2. How has your thinking about the achievement GAP? changed since working with corps members?
- I continue to think that high levels of hope and high intellectual capacity really matter for teachers being able to help students. Teachers who have high emotional intelligence, are hard-working, and are optimistic are generally easy to help be successful in the classroom, almost regardless of their backgrounds (although true masters are experts in their contents and not just competent)

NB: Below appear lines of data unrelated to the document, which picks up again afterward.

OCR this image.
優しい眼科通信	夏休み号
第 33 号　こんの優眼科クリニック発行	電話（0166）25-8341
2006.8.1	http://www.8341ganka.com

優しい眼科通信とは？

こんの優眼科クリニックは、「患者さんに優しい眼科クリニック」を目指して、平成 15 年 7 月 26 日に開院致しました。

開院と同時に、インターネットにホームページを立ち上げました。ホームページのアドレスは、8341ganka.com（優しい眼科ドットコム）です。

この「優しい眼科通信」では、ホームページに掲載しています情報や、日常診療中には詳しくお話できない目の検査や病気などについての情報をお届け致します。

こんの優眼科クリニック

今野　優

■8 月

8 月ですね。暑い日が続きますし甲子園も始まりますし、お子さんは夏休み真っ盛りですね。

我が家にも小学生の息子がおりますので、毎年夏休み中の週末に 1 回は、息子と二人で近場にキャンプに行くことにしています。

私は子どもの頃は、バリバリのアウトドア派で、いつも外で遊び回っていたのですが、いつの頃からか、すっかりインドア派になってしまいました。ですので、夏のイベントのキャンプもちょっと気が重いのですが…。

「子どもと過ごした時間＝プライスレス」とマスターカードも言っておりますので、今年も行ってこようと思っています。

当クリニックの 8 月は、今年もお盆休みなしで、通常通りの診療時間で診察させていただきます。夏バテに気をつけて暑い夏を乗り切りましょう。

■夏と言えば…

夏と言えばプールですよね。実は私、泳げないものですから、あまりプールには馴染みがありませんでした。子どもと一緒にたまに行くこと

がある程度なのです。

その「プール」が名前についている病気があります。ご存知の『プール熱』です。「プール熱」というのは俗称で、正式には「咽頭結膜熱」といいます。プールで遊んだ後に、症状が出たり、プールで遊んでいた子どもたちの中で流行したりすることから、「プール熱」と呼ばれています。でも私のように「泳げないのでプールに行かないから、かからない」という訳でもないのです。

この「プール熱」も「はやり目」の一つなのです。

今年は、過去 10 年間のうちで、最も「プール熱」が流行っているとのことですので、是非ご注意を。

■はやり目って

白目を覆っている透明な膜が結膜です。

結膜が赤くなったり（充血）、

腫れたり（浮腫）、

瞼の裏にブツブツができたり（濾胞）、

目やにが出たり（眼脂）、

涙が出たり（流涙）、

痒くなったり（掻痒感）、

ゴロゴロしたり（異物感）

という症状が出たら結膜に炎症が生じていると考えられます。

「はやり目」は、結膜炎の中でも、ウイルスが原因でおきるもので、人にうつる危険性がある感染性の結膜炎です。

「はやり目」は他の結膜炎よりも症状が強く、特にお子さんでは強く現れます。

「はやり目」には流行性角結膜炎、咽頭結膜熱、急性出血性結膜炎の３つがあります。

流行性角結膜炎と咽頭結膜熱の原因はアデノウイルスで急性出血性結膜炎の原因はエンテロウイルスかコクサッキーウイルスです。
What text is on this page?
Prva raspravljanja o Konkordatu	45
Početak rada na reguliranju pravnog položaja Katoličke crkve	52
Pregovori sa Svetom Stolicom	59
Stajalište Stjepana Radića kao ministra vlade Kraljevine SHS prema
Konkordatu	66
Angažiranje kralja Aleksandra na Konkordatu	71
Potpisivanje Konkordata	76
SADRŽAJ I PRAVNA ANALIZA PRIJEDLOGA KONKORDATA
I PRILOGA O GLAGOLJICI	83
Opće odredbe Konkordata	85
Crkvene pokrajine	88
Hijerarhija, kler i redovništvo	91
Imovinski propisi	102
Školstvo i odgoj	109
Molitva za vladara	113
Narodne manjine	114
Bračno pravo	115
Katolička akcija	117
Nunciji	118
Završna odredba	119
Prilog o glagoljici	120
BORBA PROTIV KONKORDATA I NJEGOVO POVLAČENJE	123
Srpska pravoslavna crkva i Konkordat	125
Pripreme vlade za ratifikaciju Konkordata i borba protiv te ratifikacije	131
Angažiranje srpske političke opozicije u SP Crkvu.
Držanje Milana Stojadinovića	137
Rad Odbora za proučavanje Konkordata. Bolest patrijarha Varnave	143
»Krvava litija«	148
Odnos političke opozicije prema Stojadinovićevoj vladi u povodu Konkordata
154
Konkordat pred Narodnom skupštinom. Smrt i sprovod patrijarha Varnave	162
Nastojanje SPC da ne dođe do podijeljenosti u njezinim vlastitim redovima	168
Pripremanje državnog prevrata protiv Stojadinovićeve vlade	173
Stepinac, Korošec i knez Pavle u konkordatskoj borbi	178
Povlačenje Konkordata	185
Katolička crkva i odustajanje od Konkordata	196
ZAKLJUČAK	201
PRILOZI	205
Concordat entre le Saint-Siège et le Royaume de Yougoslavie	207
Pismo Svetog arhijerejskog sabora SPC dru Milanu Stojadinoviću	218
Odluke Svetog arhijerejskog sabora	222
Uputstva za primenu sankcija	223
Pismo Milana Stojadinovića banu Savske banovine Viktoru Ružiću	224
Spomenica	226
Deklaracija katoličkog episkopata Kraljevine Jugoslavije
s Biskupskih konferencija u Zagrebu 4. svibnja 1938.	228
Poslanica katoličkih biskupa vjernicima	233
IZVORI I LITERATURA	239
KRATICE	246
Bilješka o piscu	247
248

- I would say that one major difference is that I have come to realize that structural knowledge is really important for teachers. It is very hard to teachers to truly help students if they themselves don’t understand how the systems that students interact with work. Basic knowledge of the history of schooling really helps teachers anchor their own experiences and make meaning out of them and helps them support students realistically and effectively.
- I think also that the limitations being placed on teachers in Philadelphia by the school district or in some cases by their principals are shocking and deeply troubling. I have teachers who are required to keep students sitting silently in neat rows 100% of the time, others who are required to snap at students and still others who are not allowed to provide individualized attention to their students. While I do believe theiI do not believe that any of these mandates are likely to close the achievement gap. They are certainly unlikely to keep talented teachers working in district-run schools.
3. What role do you believe the Penn program plays in eliminating the achievement gap?
- I think most importantly, the Penn program helps teachers better understand their work and context. When corps members either become long-term educators or when they go on to law or medical school (or become carpenters), they will have a much more profound understanding of the deep structures of inequity in our country and they will have some ways for thinking about the systems changes needed to solve those problems.
- I also think that each individual teacher who is more confident and more capable is directly affecting the “achievement gap.”
4. Why did you choose to become a faculty member/mentor in the Penn GSE/TFA Urban Teacher program?
- Because I love teaching, I love teaching and learning about schools, I love talking about schools and hearing about corps member’s experiences. I love feeling like I am of use to teachers who desperately need sources of help and hope. I provide context and sympathy. I also believe I help teachers see the big picture which allows them to focus more clearly on the work they need to do in the classroom.
5. Which course do you teach? Can you briefly describe the content and goals of the course? Why do you believe this course is important for corps members? If you are a mentor, in what ways do you feel the mentoring is important for corps members?
- I teach School and Society. I think the course is important for all of the reasons outlined above. It provides essential social and historical context. I’m attaching a draft of our unit plan with our goals etc.